At the same time, more than 30 thousand Kyrgyz were sent to military industry enterprises outside the republic: to the Urals, to Kuzbass, Karaganda, Kuibyshev. At home they were replaced by women, adolescents and the elderly.
More than 30 large and small factories and workshops were evacuated from the western and central regions of the USSR to the republic. Construction was underway and new industrial facilities. In total, over 70 enterprises were commissioned during the war years in Kyrgyzstan. The volume of industrial production in 1945 compared with 1940 increased by 22%, engineering and metalworking products – 3.5 times (engineering – more than 10 times), electricity production – 1.5 times.

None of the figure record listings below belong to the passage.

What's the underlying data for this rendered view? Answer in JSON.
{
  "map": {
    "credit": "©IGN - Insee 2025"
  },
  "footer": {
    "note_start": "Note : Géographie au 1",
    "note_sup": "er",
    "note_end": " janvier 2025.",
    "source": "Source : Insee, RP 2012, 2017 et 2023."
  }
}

Kyrgyzstanis actively sent gifts to the front: short fur coats, boots, earflaps, gloves, woolen socks, quilted jackets. In total, during the war years, the republic sent 196 wagons with gifts to Soviet fighters, 52 of them received the defenders of Leningrad.
Money was also donated to the needs of the Red Army. Residents of Kyrgyzstan contributed 189 million rubles in cash, 964 million rubles in bonds and 59 kg of silver to the Defense Fund for the construction of tanks and combat aircraft.

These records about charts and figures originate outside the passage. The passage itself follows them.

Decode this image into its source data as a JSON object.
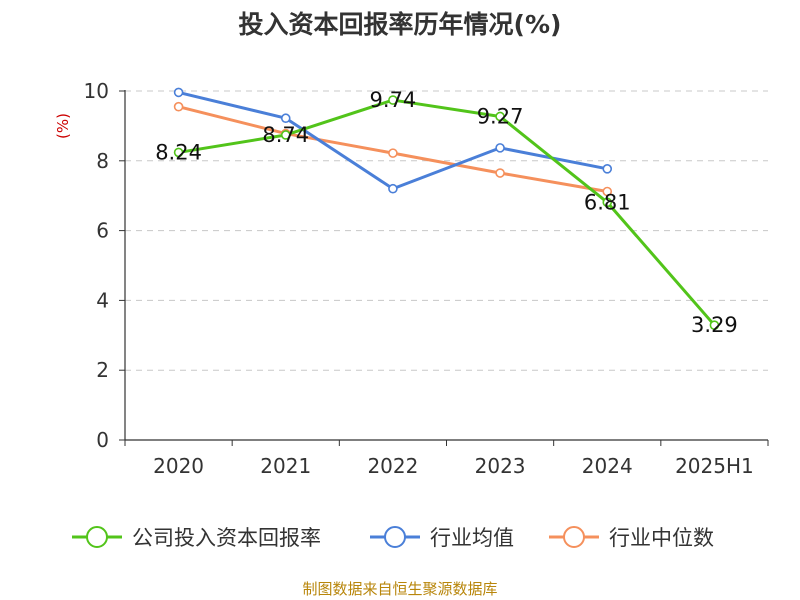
{
  "chart_data": {
    "type": "line",
    "title": "投入资本回报率历年情况(%)",
    "ylabel": "(%)",
    "categories": [
      "2020",
      "2021",
      "2022",
      "2023",
      "2024",
      "2025H1"
    ],
    "ylim": [
      0,
      10
    ],
    "yticks": [
      0,
      2,
      4,
      6,
      8,
      10
    ],
    "grid": true,
    "legend_position": "bottom",
    "series": [
      {
        "name": "公司投入资本回报率",
        "color": "#52c41a",
        "values": [
          8.24,
          8.74,
          9.74,
          9.27,
          6.81,
          3.29
        ],
        "show_labels": true
      },
      {
        "name": "行业均值",
        "color": "#4a7fd8",
        "values": [
          9.96,
          9.22,
          7.2,
          8.37,
          7.77,
          null
        ],
        "show_labels": false
      },
      {
        "name": "行业中位数",
        "color": "#f5905c",
        "values": [
          9.55,
          8.78,
          8.22,
          7.65,
          7.12,
          null
        ],
        "show_labels": false
      }
    ]
  },
  "source": "制图数据来自恒生聚源数据库"
}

Located in the rear, Kyrgyzstan became the base for the evacuation of residents of war-torn territories. For 1941-1945 over 300 thousand people moved to the republic, 16 thousand of them were taken out of the besieged Leningrad. Among the evacuated there were about 3,500 children.
Despite the greatest difficulties caused by the war, the working people of Kyrgyzstan also honorably fulfilled their duty to their homeland, and the front and rear of the republic made up a single whole. Kyrgyz people, like all Soviet people, lived and worked under the motto “Everything for the front, everything for the victory.” And today we are proud that the working people of Kyrgyzstan were an integral part of this unity, making a worthy contribution to the approach of the Great Victory and the end of World War II.